The latest situation report from the United Nations Security Council, released in September, describes a “sustained conflict, which grew in both intensity and geographic scope (in the three previous months and) continued to result in significant casualties and displacement among Afghan civilians, as the ANSF sought to counter the efforts of insurgent groups to undermine the Government.”

The ANSF is overwhelmed, the UN report makes clear. Since June this year, “the concerted effort by anti-Government elements to capture and hold district centres in a number of provinces…resulted in the capture of seven district centres, a significantly larger number than in previous years.”

The UN documented 4,921 civilian casualties since June, “a one percent increase in total civilian casualties compared with the same period in 2014. The vast majority of civilian casualties (90 percent) resulted from ground engagements, improvised explosive devices, complex and suicide attacks and targeted killings.”

Perhaps most tellingly, 103,000 Afghans were displaced from their homes in the first half of 2015, a 77 percent increase compared to the same period last year. The largest number of displaced persons — by far — was recorded in Kunduz Province, the U.N. reported.

International security expert Jason Campbell studies Afghanistan for Virginia-based RAND Corporation. He was in northern Afghanistan last October. The Taliban surge inside Kunduz this week should not surprise, he said in an interview with the National Post. “This wasn’t an overnight sensation,” he said. “The tension has been rising in Kunduz for a number of years. It’s been a persistent simmer.”

Yet the city was left vulnerable. The number of assets on the ground isn’t as important as their capabilities. Kunduz was beset by “an economy of force,” Campbell says, with the best of the ANSF assigned elsewhere. Kunduz was reliant on Afghan Local Police, a thinly trained and equipped mix of militiamen and uneducated villagers whose loyalties have frequently been questioned.

There is a peculiar socio-cultural dynamic in the province as well. Kunduz has one of the most diverse ethnic mixes in Afghanistan; the majority of the population is Pashtun, a tribal people who also dominate the south, in provinces such as Kandahar, and northwestern Pakistan. The Taliban have exploited ethnic divisions wherever possible to undermine the national government’s efforts.

“There have been reports of extrajudicial acts against the Pashtuns in Kunduz” by members of other ethnic groups, Campbell noted. In an effort to balance interests in the province, President Ghani appointed Omar Safi as governor in December. Safi is Pashtun.

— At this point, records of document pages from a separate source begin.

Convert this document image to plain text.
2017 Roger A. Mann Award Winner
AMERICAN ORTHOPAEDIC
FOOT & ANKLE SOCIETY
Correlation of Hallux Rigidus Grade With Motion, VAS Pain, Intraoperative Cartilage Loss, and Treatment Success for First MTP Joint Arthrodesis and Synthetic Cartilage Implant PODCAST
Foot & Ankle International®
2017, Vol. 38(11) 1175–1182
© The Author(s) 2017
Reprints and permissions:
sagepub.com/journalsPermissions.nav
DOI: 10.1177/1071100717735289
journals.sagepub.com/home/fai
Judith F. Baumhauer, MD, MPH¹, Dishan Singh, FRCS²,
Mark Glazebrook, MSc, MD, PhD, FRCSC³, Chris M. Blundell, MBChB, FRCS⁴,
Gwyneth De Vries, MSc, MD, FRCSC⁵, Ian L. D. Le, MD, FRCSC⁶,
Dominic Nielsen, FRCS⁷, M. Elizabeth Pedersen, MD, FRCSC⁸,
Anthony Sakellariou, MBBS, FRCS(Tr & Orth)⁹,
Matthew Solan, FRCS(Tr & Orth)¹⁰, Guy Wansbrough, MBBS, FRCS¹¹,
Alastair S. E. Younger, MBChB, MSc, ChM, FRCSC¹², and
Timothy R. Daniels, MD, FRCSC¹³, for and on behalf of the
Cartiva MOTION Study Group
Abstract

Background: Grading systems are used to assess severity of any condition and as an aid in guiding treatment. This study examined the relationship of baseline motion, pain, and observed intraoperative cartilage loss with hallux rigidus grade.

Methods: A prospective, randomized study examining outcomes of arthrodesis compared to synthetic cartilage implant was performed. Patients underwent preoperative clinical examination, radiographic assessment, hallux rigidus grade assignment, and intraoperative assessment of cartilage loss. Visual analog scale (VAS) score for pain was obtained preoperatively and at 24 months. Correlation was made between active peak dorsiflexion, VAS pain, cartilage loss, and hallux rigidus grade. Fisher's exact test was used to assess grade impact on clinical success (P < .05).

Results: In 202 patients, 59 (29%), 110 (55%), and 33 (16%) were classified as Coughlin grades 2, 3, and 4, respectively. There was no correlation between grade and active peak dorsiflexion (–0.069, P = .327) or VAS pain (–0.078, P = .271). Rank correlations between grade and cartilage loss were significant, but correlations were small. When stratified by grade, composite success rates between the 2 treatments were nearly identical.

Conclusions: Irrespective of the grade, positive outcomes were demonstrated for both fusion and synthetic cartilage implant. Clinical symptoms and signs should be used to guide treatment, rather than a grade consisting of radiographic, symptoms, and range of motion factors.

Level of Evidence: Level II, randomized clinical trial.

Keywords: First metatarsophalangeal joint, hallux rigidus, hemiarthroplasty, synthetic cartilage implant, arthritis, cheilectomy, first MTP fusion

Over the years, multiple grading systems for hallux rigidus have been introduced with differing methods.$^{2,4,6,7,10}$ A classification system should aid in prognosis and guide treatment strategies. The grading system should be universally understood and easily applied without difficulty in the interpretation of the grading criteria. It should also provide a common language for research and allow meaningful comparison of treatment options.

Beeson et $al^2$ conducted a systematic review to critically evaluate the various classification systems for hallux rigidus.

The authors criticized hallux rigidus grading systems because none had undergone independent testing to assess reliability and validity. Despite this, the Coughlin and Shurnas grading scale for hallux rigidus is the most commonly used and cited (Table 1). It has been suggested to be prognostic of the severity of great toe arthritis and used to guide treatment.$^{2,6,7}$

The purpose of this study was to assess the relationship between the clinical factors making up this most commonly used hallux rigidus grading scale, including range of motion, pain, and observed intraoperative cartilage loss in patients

The fact that Kunduz was overrun by Taliban on Safi’s watch — and that Safi was absent, reportedly abroad during the siege — could “be seen as something of an indictment of Ghani,” Campbell said.

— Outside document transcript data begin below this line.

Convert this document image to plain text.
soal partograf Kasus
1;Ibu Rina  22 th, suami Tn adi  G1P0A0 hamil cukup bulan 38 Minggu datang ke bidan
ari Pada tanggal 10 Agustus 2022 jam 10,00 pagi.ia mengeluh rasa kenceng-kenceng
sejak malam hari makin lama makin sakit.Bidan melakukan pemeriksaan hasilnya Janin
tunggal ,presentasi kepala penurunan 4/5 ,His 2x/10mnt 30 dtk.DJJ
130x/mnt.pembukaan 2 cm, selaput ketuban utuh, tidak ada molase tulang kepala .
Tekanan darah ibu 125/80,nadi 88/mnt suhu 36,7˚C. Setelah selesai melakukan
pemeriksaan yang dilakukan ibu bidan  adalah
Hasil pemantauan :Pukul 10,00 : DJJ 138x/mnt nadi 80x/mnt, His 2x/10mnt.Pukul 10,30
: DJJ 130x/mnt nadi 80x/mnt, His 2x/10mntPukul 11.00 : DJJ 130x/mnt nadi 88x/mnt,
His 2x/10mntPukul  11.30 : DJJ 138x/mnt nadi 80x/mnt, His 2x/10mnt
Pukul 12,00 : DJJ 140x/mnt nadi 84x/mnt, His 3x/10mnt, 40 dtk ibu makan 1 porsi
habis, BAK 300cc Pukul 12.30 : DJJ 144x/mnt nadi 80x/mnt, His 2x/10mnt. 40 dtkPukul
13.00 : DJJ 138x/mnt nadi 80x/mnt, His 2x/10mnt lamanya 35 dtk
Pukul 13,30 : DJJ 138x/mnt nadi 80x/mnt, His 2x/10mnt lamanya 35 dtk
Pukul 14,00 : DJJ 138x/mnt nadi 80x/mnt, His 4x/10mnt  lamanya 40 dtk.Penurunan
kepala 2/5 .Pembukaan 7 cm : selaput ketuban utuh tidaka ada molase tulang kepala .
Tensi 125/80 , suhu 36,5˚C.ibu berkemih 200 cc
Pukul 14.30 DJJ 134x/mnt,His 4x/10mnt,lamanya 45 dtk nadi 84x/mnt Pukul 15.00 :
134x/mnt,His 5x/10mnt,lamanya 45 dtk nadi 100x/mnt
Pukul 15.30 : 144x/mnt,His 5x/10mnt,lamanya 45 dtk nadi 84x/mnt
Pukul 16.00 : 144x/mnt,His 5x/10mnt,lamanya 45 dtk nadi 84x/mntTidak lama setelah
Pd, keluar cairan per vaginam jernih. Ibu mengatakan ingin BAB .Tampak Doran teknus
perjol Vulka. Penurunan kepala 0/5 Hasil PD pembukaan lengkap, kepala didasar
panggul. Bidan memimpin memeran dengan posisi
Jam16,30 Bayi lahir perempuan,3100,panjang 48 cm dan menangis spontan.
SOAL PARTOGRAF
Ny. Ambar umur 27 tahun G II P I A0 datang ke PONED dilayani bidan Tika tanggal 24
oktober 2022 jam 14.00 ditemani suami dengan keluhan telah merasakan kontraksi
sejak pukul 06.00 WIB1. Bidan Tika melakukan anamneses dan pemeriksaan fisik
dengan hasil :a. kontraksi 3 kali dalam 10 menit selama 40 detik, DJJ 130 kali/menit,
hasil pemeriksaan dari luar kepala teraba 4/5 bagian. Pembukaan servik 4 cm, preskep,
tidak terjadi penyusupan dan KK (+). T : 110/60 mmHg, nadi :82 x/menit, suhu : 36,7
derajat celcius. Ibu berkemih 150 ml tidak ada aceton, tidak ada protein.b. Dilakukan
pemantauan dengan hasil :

The question now, of course, is whether the Taliban can continue to mass and reassert the control they once had in other Afghan provinces, including Kandahar. Events this week suggest the future depends on how Afghanistan’s allies respond.

After all that’s be spent in Afghanistan since 2001, with disappointing if not predictable results, it’s unlikely that Ottawa — or Washington, London and Paris — would consider increasing their military commitments to what is arguably a lost cause.

“I think that from a strategic perspective, Afghanistan was never a winnable war,” Thomas Johnson director of culture and conflict studies at the Naval Postgraduate School in Monterey, Ca., told National Public Radio’s Tom Ashbrook this week, after the fall of Kunduz. “We’ve had many, many politicians, military folks and analysts that have tried to wish a reality onto Afghanistan, and they’ve been wrong, time and time again.”

No more troops, but more treasure will be spent. Canada’s top diplomat in Kabul explained earlier this year that Canada has committed another $227 million towards development assistance in Afghanistan, through 2017, and another $330 million to supply the lacklustre ANSF. “There is a buzz in the air these days in Afghanistan, a sense of optimism, and I think we all feel it,” wrote Deborah Lyons, in her February, 2015 public “dispatch.”

Canadians are understandably skeptical of the tired “optimism” refrain. That buzz in the air wasn’t the sound of peace. It was the Taliban, on the march.